Let’s face it: Maintaining Exchange on-premises is hard work. And there are no shortcuts.

Although you may be running the Exchange Emergency Mitigation Service (and you should), you still need to perform timely patching of your Exchange on-premises Server(s). Even if you have migrated all mailboxes to Exchange Online.

The Exchange Security Updates can usually be installed via Windows Update. DMZ server patching can sometimes be challenging, but it’s a worthwhile effort when you consider the work, pain, and embarrassment associated with being hacked.

How to Solve the Exchange On-Premises Issue

Despite the many efforts by Microsoft, there is only one way to gain 100% protection of your Exchange on-premises server: Shut. It. Down.

This solution, of course, demands that you’re fully migrated to Exchange Online in terms of mailboxes and mail flow.

If you’re ready to get rid of Exchange on-premises, there are a few options:

1. Upgrade to Exchange 2019 and use PowerShell for all tasks.

This option is fully supported by Microsoft, i.e., Microsoft is obligated to fix any issue coming from configuration changes made by PowerShell.

Using PowerShell shouldn’t be a problem for seasoned Exchange admins working full-time with the product.

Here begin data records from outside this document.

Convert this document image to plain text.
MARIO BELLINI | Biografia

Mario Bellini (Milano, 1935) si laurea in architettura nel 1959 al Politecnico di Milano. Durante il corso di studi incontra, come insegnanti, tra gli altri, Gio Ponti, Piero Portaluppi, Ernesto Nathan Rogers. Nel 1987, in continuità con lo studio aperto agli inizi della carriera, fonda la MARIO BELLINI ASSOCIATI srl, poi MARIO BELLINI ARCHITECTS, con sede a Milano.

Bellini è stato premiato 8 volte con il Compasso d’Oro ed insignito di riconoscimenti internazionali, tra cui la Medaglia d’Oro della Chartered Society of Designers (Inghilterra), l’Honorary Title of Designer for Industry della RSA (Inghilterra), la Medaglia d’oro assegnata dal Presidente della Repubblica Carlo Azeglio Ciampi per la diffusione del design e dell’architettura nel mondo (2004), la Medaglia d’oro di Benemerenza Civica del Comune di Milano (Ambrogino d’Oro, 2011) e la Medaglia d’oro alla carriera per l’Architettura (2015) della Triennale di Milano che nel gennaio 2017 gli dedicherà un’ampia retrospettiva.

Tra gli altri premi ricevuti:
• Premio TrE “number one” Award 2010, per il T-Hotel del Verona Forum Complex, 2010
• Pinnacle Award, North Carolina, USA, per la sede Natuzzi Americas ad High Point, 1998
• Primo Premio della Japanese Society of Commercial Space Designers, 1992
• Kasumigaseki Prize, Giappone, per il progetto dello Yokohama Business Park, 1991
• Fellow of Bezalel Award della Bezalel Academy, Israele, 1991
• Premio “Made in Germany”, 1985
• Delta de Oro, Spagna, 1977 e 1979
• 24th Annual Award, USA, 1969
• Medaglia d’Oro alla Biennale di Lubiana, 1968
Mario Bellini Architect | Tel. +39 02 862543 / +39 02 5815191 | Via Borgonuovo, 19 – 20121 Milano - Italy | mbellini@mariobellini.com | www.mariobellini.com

It may turn out to be a problem for the company when the admin leaves with no documentation left behind. Also, complex PowerShell scripting is more difficult to hand over to first-level support.

2. Use AdsiEdit or AD Users & Computers for direct attribute editing

This option is not supported by Microsoft. If you make configuration errors, you’ll be responsible for fixing them.

Admins that are comfortable with the intricacies of AD can take this approach.

Again, it may become a challenge when senior admins leave the company or if you want to involve first-level support in email support.

3. Use a third-party tool to replace Exchange on-premises

This option is not supported by Microsoft. You’ll have to rely on the vendor’s support if problems arise.

One example of a third-party tool to replace Exchange on-premises is Easy365Manager.

Easy365Manager is a lightweight snap-in to AD Users & Computers that consolidates your AD and Exchange Online management.

With Easy365Manager, you can perform all daily Exchange Online mailbox management directly from AD user properties.

This includes complex tasks that are not even available in the Exchange Admin Center, like calendar delegation:

Stressing the Obvious

Protecting your systems from evil-doers is a constant battle, and for companies overstretching their IT workforce, it may become a losing battle.

The last couple of years have seen numerous complex exploits specifically targeting Exchange on-premises.

To companies prospering from intellectual property, it’s especially concerning that many of the nefarious efforts seem state-sponsored.

The best protection from zero-day exploits targeting Exchange on-premises is to shut it down.

But if you still need it, make sure the Exchange Emergency Mitigation Service does not become a pretext for doing nothing.

You still need timely patching of your Exchange on-premises server.